地面に落下したサジャードであるが、そこまでダメージを受けたというわけでなく。すぐに起き上がって剣を構える。
「ヒャハハ!面白いですねぇ、会うたびに強くなっていく。こちらも上げていきますよぉ」
「細剣!」
何度も何度も金属同士がぶつかる音がひたすらに響く。お互いに一歩も引かない戦い。これが敵同士の戦いではなく、武道大会であれば大称賛ものだろう。
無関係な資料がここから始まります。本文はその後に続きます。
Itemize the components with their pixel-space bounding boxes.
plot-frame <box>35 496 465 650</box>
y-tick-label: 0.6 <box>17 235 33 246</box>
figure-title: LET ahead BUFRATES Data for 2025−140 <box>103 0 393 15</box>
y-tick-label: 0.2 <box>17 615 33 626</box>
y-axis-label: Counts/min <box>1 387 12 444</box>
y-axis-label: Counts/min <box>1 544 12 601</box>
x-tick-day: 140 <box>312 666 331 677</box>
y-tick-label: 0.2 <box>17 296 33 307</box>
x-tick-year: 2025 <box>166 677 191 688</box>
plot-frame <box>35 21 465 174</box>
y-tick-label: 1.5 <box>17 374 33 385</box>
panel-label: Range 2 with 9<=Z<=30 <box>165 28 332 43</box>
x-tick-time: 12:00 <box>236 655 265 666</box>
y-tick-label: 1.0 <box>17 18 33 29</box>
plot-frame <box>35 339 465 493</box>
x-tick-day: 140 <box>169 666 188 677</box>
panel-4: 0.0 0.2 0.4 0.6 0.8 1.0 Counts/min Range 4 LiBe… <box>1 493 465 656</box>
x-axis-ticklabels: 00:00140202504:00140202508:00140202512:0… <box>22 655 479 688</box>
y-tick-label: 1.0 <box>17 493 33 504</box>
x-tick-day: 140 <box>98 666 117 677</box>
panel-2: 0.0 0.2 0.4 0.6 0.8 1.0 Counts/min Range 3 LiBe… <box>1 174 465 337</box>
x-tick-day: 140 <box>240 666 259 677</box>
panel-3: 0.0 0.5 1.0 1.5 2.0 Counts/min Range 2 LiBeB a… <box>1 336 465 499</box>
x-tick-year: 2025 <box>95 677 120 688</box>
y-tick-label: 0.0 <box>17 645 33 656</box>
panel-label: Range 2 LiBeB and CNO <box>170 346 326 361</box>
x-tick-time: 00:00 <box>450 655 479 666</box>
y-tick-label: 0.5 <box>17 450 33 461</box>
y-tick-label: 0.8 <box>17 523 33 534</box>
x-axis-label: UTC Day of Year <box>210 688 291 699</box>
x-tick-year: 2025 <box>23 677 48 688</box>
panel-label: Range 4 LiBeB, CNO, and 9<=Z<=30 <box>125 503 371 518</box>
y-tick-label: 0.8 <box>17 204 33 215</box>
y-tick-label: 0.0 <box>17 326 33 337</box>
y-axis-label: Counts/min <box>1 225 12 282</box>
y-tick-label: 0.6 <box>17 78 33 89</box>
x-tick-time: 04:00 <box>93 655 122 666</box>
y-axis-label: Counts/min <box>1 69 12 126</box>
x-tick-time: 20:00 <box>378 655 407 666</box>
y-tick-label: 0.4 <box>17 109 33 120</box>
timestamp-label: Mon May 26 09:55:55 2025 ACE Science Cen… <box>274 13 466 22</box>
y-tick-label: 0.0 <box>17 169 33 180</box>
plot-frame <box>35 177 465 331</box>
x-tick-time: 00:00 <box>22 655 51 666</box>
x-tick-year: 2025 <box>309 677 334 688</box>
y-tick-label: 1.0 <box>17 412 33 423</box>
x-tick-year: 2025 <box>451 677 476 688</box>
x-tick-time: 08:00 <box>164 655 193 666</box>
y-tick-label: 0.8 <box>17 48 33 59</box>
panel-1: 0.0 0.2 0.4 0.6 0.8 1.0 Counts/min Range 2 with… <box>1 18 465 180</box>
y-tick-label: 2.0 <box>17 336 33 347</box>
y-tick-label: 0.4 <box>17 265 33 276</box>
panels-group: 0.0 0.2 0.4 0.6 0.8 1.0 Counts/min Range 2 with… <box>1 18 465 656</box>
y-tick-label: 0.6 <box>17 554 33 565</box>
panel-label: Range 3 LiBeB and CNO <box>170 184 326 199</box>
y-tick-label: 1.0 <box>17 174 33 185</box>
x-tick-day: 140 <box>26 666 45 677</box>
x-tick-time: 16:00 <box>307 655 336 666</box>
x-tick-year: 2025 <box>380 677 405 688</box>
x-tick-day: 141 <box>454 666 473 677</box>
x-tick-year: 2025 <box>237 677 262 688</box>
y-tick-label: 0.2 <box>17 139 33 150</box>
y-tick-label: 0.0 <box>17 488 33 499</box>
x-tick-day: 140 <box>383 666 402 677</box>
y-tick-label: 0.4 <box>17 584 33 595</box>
だが、ここは戦場。命の奪い合いだ。一瞬の油断が自らの人生を終わらせることになる。
「良い、良いですねぇ!シシシィィィ……このような者と戦えるとは、やはり狼人族の村を滅ぼしたのは間違いじゃなかった!」
「何が言いたいの?」
「簡単ですぉ、狼人族の村を焼いた私の行いは正しかったんです!こうして良いこととして返ってきてるんだからぁ。イヒヒヒ」
狂人が笑う。
「絶対に許さない!お前は!お前だけは」
エリアスが纏う雷がより一層強さを増す。
「冷静さを欠けば思う壺ですよぉ〜アヒャハハハ!」
サジャードは、わざとエリアスを怒らせようとしている。家族を殺したことをここまで話せば当然ながら怒るだろうと
そして、エリアスを殺す大きな機会になると
そして、サジャードがエリアスに向かって突っ込もうと思った瞬間……
ジャラジャラ……
音がなる。気がつくと、自らの足に鎖が絡まっていた。
「はぁ?」
鎖の出所を辿ると、近くの大木を経由してエリアスにあった。
「神獣の鎖!」
エリアスが鎖を思いっきり引っ張るとサジャードの身体が浮いて、木に激突する。さらに身体の上に鎖が巻かれ木に拘束された。
「まさか、怒りながらも冷静……」
「喰らえ、雷速!」
木に絡められたサジャードに向かってエリアスが雷の様な凄まじい速度で向かう。そのまま、サジャードに細剣を突き刺すのだった。